Шолом-Алейхем
Горшок
– Ребе, я к вам по важному делу. Вы, наверное, меня не знаете, а может, и знаете, ведь я Ента, Ента Куролапа. Я торгую яйцами, значит, да курами, курами да гусями. У меня свои постоянные покупательницы, дай им бог здоровья, они меня выручают. А как же! Заставь меня платить
Но я вовсе не об этом хотела, я о другом. Вот вы сказали, мол, рано умер. Еще бы не рано, ведь моему покойнику, моему Мойше Бенциону, было всего двадцать шесть, когда он умер. Почему двадцать шесть? Судите сами! Девятнадцать ему сравнялось в год нашей свадьбы, да после его смерти пробежало как-никак восемь годочков. Вот и выходит, по моему расчету, двадцать три. Почему не двадцать шесть? Потому что семь лет его болезни я не считаю. Он, конечно, хворал гораздо дольше, он, может, всю жизнь был хворый, верней, всю-то жизнь он, конечно, был здоровый, вот разве только что кашель, он всегда кашлял, избави нас бог… Впрочем, вовсе не всегда, а только когда кашель нападет. Зато уж как примется кашлять, будет кашлять и кашлять, весь изойдет кашлем. Врачи говорили, что это, мол, у него спазмы такие, хочешь – кашляй, хочешь – не кашляй! Это сущая чепуха и ерунда, от них, от врачей, толку, как от козла молока. Взять, к примеру, сына Арона-резника, вы его должны знать, Иокл его звать. Как-то схватило у него зубы; чего только с ним не делали: и кололи и мололи, а толку чуть. Маялся Иокл, маялся, потом взял и засунул себе в ухо чесноку, говорят, чеснок здорово от зубов помогает. Ему и вовсе невтерпеж стало, от боли на стенки лезет. Врач – тут как тут, и давай у Иокла пульс щупать. Дурак этакий, при чем тут пульс? Хорошо, что Иокла отвезли в Егупец, иначе он бы как пить дать отправился вслед за своей сестрой Перл, она, бедняжка, скончалась от сглазу во время родов, избави вас бог от этого…
Но я не об этом хотела… Я о другом. Вот вы говорите – вдова. Овдовела я совсем молоденькой, осталась одна с грудным младенцем на руках, в половине дома на Бедняцкой улице, рядом со столяром Лазарем, вы его тоже должны знать, он живет за баней. Вы спросите: почему только полдома?
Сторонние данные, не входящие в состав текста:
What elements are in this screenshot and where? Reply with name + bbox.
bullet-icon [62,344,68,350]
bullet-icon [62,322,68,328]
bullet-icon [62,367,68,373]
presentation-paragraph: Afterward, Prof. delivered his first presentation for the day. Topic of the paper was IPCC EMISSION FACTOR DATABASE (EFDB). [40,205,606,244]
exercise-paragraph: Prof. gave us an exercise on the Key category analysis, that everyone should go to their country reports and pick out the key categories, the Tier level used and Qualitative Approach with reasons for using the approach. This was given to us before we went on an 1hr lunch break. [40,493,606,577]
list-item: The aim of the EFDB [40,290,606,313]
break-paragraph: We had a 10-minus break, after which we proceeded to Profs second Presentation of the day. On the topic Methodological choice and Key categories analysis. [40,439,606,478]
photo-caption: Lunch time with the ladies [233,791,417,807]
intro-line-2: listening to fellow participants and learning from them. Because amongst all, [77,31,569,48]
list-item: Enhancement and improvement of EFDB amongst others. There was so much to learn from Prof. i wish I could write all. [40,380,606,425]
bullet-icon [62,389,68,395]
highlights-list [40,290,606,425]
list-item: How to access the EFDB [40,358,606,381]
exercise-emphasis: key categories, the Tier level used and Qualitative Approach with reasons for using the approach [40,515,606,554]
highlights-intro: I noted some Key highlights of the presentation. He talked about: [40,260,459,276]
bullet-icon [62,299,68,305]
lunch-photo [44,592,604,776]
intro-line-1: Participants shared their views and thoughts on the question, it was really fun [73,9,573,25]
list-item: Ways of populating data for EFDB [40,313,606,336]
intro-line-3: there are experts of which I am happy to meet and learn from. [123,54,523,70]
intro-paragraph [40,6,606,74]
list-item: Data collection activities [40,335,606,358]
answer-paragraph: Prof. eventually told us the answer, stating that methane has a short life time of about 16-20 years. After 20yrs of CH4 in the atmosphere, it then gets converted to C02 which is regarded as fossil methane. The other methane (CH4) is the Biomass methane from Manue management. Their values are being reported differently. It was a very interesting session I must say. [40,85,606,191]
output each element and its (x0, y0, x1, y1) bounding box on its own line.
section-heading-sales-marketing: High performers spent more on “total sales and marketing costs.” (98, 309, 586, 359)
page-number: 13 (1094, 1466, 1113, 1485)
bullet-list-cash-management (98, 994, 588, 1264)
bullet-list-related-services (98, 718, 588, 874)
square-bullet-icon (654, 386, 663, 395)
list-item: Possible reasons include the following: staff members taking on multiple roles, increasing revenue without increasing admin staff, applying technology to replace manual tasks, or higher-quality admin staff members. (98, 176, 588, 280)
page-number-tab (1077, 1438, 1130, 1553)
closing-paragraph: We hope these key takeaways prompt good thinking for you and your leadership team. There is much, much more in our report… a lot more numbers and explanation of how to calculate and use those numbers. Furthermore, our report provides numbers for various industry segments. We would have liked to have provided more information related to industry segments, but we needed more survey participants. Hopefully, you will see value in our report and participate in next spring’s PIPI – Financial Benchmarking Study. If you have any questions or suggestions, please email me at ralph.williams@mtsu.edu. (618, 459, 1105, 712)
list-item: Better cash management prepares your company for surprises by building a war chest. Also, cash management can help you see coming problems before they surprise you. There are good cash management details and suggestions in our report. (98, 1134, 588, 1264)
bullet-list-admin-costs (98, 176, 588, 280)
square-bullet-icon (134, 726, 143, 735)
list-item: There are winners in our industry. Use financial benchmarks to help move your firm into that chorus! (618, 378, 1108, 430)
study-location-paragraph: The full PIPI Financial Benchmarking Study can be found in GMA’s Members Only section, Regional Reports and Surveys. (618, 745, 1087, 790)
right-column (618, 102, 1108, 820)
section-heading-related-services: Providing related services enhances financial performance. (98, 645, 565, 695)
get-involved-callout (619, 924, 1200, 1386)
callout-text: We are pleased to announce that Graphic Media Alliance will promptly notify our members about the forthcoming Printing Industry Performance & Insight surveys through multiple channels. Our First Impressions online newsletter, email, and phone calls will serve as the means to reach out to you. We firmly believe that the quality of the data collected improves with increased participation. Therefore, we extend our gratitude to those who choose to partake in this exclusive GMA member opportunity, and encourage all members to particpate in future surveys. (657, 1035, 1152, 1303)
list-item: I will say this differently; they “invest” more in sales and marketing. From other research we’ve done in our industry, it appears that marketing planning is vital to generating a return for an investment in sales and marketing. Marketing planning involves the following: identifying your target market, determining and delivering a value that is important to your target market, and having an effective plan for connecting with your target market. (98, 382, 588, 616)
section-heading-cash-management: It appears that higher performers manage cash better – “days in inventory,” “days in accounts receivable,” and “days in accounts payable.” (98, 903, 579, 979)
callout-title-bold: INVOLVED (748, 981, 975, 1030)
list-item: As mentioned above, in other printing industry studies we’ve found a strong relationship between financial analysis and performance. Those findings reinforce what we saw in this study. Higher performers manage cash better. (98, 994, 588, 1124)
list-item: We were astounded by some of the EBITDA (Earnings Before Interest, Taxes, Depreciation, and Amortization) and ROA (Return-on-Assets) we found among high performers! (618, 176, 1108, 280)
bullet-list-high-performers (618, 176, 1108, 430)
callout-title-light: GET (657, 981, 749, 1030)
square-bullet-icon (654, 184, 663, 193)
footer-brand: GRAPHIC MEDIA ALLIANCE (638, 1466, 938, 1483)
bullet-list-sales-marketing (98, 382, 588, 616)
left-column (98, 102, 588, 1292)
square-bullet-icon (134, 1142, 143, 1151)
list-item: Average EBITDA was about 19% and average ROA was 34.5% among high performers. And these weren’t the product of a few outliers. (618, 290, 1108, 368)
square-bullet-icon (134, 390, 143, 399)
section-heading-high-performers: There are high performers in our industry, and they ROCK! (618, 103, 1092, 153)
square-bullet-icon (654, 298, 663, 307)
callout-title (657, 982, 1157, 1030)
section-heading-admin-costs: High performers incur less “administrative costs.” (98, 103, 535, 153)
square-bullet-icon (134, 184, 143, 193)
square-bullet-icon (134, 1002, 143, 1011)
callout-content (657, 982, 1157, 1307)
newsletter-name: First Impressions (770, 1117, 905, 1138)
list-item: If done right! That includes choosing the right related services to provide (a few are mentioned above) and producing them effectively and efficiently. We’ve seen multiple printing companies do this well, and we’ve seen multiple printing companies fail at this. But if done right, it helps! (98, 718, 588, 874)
Да потому, что другая половина не моя, а моего зятя, вы его тоже должны знать, его звать Азриел. Сам он веселокутский, из местечка, значит, Веселый Кут, и торгует рыбой, рыботорговец, значит, и зашибает, не сглазить бы, очень даже неплохо. Все дело за погодой. В тихую погоду рыба клюет – и цена на нее вниз ползет. В плохую погоду рыба не клюет – и цена на нее растет. И вот мой зятек Азриел считает, что лучше, когда рыба клюет и цена вниз ползет. Я ему: «Какой же тебе расчет?» А он: «Расчет прямой. Рыба клюет – цена вниз ползет. Рыба не клюет – цена растет. Так пускай уж лучше рыба клюет и цена вниз ползет». «Какой же тебе расчет?» А он опять: «Рыба клюет – цена вниз ползет, рыба не клюет – цена растет, так пускай уж лучше клюет и цена вниз ползет». Тьфу, пропади ты пропадом, заладил одно, поди толкуй с этаким недотепой!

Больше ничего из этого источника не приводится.